- Genre: Science fiction podcast; fantasy podcast;
- Format: Audio
- Language: English

Cast and voices
- Hosted by: Eric Molinsky

Production
- Length: 15-30 mins.

Technical specifications
- Audio format: MP3

Publication
- No. of episodes: 167
- Original release: September 10, 2014 – present
- Provider: Independent
- Updates: Bi-weekly

Related
- Website: www.imaginaryworldspodcast.org

= Imaginary Worlds (podcast) =

Fantasy podcast

Imaginary Worlds is an episodic science fiction and fantasy podcast that deconstructs the genres and their themes.

== History ==
Podcast creator and host Eric Molinsky worked in public radio at WNYC and NPR, but was drawn to podcasting because of the freedom it provided the host.
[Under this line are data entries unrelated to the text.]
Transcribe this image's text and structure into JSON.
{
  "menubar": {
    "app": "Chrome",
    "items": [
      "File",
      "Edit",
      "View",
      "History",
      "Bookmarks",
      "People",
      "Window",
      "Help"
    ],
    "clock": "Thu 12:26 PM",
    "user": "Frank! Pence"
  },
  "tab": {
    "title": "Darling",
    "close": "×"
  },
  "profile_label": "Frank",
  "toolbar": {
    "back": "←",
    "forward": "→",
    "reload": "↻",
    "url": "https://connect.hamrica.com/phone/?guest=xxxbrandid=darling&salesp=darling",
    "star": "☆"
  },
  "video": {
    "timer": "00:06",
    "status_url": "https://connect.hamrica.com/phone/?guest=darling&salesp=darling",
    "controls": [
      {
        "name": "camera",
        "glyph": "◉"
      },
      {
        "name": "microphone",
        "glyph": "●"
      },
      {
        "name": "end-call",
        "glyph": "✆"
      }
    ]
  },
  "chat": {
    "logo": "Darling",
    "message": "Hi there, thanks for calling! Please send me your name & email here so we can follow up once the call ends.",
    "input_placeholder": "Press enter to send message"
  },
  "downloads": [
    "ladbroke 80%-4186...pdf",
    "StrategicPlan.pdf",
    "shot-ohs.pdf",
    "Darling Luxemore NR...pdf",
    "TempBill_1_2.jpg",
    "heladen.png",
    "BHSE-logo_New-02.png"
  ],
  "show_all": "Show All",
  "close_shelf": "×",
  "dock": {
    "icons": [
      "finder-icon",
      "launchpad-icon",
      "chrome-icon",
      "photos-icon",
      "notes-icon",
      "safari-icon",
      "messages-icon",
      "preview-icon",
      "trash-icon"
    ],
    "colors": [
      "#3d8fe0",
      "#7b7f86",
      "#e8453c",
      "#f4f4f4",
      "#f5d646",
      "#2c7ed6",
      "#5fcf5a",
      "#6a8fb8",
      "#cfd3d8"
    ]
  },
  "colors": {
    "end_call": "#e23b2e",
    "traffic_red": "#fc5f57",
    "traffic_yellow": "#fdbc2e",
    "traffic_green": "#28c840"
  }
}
Molinsky deconstructs fantasy and science fiction stories and examines the real-world influences and implications.

== Format ==
The podcast releases content on a bi-weekly basis and is an interview style or talk show format. The podcast format has been described as documentary style or a non-fiction analysis of fictional works.

== Reception ==
Imaginary Worlds was on the 2016 list of best podcasts published by Business Insider. The podcast was also a 2017 top pick by The Christian Science Monitor. Charles Pulliam-Moore of Gizmodo included the podcast on a list of ten sci-fi and fantasy podcasts. Miranda Sawyer of The Guardian recommended the podcast saying that "Eric Molinsky is a clever and generous host who knows his stuff, and, at their heart, these shows explore just why we need and want worlds that don't exist."